Abstract

The odd-alternant perchlorophenalenyl radical, C13Cl9, forms molecular stacks centered on crystallographic threefold rotation axes, but the spacing within the stacks (3.78 A) is too large to allow good overlap of the orbitals in which the spin density is localized. The radical is ruffled because of the intramolecular repulsions between alpha Cl atoms (the Cl...Cl peri interactions); the average displacement of an alpha Cl atom from the molecular plane is approximately 0.7 A. The deviations from molecular planarity do not, however, determine the spacing within the stacks, which is determined instead by interactions between stacks. The modulations found in the P3c1 superstructure are a response to the short interstack contacts that would occur in the average pseudocell structure (R3;m, c' = c/6). The primary modulation is a pattern of enantiomeric alternation; a secondary modulation involves small rotations of the molecules around their threefold axes.
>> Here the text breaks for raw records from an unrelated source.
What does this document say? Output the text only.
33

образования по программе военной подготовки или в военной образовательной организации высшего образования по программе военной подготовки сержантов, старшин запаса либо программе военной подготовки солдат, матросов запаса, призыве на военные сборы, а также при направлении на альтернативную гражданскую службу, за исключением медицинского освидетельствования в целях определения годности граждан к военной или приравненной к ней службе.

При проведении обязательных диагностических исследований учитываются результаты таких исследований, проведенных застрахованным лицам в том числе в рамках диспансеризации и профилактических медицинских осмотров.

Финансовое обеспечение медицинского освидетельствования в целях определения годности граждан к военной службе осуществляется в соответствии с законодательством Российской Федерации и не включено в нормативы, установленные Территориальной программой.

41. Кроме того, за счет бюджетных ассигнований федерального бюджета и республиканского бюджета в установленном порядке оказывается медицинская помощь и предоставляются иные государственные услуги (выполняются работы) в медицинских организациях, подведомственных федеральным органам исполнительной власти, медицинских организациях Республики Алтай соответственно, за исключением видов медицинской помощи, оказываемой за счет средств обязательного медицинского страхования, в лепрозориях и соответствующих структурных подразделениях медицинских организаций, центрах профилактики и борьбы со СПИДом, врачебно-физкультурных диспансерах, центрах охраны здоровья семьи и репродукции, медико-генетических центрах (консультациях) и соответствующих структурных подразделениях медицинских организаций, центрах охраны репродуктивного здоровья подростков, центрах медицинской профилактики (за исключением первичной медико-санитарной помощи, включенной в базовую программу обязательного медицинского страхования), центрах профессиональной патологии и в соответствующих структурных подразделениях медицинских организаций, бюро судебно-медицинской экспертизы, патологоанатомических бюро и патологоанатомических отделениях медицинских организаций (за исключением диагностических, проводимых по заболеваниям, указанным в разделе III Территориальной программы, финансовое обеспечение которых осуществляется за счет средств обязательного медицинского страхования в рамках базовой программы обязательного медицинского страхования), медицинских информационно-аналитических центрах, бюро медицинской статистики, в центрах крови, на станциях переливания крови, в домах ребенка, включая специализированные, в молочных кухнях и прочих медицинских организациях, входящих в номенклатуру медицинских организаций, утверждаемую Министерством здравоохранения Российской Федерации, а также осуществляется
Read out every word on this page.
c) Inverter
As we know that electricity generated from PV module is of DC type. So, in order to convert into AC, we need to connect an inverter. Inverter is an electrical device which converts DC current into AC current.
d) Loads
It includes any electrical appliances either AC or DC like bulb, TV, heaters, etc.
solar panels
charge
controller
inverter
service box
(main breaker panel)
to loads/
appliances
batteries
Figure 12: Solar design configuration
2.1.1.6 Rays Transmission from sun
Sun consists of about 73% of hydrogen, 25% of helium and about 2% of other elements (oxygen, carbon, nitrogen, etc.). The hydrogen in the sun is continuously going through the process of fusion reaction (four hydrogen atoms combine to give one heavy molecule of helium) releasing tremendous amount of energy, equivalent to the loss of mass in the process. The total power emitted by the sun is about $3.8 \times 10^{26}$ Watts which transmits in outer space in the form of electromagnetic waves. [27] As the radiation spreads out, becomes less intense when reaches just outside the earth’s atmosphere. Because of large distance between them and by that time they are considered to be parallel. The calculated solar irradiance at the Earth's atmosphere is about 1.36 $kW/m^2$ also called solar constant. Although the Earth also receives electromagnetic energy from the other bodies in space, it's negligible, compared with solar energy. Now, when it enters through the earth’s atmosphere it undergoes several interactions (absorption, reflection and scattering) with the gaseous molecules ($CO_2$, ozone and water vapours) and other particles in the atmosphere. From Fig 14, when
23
The number (9) of independent molecules in the true cell is exceptionally large because of the conflict between the preference within the molecular stacks for threefold rotational symmetry and the preference in directions perpendicular to the stack axes for twofold alternation of enantiomers. The structural complexity reduces the precision of the distances and angles determined, but the average values found are in excellent agreement with those calculated by density functional theory.